Good Friday, Dear Poets. Carol's Corner is hosting our round-up of links to more Poetry Friday goodness and kicking off the festivities with Ralph Fletcher's Daffodils. Lovely!
Today I'm wearing my Teacher-Librarian hat....my poet hat is at the dry cleaners.
Every April, I scramble a bit to be an active participant in Poetry Month festivities...AND share with students. This year, with the help of the Literacy Council in my school, I'm a bit more into the poetry-swing-of-things personally and professionally.
I asked my school Literacy Council if they would host Poetry Pandemonium*, a brackets style competition just before spring break. The poems would include examples of language arts content tested in end-of-year state exams.
Literacy Council was game....my co-librarian and library assistant are fantastically creative. They helped lead this project. Hope and Mary make the "me," "we" in the following description.
Step 1: Gather poems. We asked Literacy Council teachers to submit poems that could be read aloud to students during homeroom. Each poem submitted was to be hi-lighted with figurative language or literary device concepts from our state standards.
- repetition
- rhythm
- simile
- metaphor
- onomatopoeia
- alliteration
Step 3: Brackets. I had to ask for extra help with this. One of our Literacy Council teachers had no problem setting them up so that our Poetry Pandemonium would be complete by spring break, April 12th.
Step 4: Our library assistant took charge of the display with her flair for perfection, style, weeded book pages and fun paper butterflies that she made.
Step 5: Prepping staff. Asking staff to add one more item to their early morning to-do list can be dicey. We sent out the following.
- A "head's up" e-mail on Monday alerting staff that Poetry Pandemonium started on Wednesday.
- Placed a paper copy of the brackets and directions in each homeroom teacher's mailbox.
- Advertised on our school social media (@librarymiddle)

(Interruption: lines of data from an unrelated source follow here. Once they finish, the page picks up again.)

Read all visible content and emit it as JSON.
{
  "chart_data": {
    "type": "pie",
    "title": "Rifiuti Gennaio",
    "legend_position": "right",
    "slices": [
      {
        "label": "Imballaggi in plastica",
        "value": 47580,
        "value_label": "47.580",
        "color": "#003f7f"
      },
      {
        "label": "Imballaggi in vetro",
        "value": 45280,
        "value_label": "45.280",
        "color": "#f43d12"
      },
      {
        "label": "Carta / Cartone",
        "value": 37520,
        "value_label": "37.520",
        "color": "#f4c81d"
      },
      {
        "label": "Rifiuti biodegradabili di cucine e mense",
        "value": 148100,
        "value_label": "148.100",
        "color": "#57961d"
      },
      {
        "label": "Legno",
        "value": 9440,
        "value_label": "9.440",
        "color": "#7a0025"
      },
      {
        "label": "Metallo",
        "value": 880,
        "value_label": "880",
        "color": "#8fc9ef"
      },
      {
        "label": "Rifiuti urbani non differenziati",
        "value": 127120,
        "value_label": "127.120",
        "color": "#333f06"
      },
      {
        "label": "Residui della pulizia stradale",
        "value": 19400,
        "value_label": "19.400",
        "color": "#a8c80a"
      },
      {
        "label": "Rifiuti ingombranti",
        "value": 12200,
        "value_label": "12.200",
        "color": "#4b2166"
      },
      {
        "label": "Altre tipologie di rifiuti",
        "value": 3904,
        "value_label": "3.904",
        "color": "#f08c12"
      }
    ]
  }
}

- Timed our first Poetry Pandemonium to go out via automatic delivery at 8 am each morning.
so that by 8:15 when students arrive, it can be up on screens in classrooms. - Provided very simple paper instructions with paper copy of the poems to our substitute coordinator. She made sure each substitute had the poems for homeroom.
- Wrote an announcement for the principal to read over the PA at 8:15 alerting teachers to open up their e-mail for the Poetry Pandemonium link of the day.
Step 6 Delivery. We used google forms to share the date, featured figurative language and poem. Since formatting a poem is near impossible to do in google forms, I typed out each poem (that were carefully edited by my helpers) and took screen shots of them. I saved the poems as jpgs and then uploaded them as photos into google forms as a quiz question.
Each "question" in the quiz was a photo of the poem. There were a total of 3 questions. The third question was multiple choice of only two options the title/author of each poem. The poem that got the most votes is the choice the teacher clicked before submitting the survey.
Each "question" in the quiz was a photo of the poem. There were a total of 3 questions. The third question was multiple choice of only two options the title/author of each poem. The poem that got the most votes is the choice the teacher clicked before submitting the survey.
Step 7 Announcing winners! At the end of each school day, the winning poem is announced in afternoon announcements by our principal. The winning poem is then displayed on our bracket bulletin board and shared on social media.
Step 8 What to do with all the poems NOT selected for Poetry Pandemonium? We have printed them on bright paper that matches our bulletin board and next Friday, students from our Student Literacy Council will put them up all over the school for National Poetry Month. No poetry will go wasted!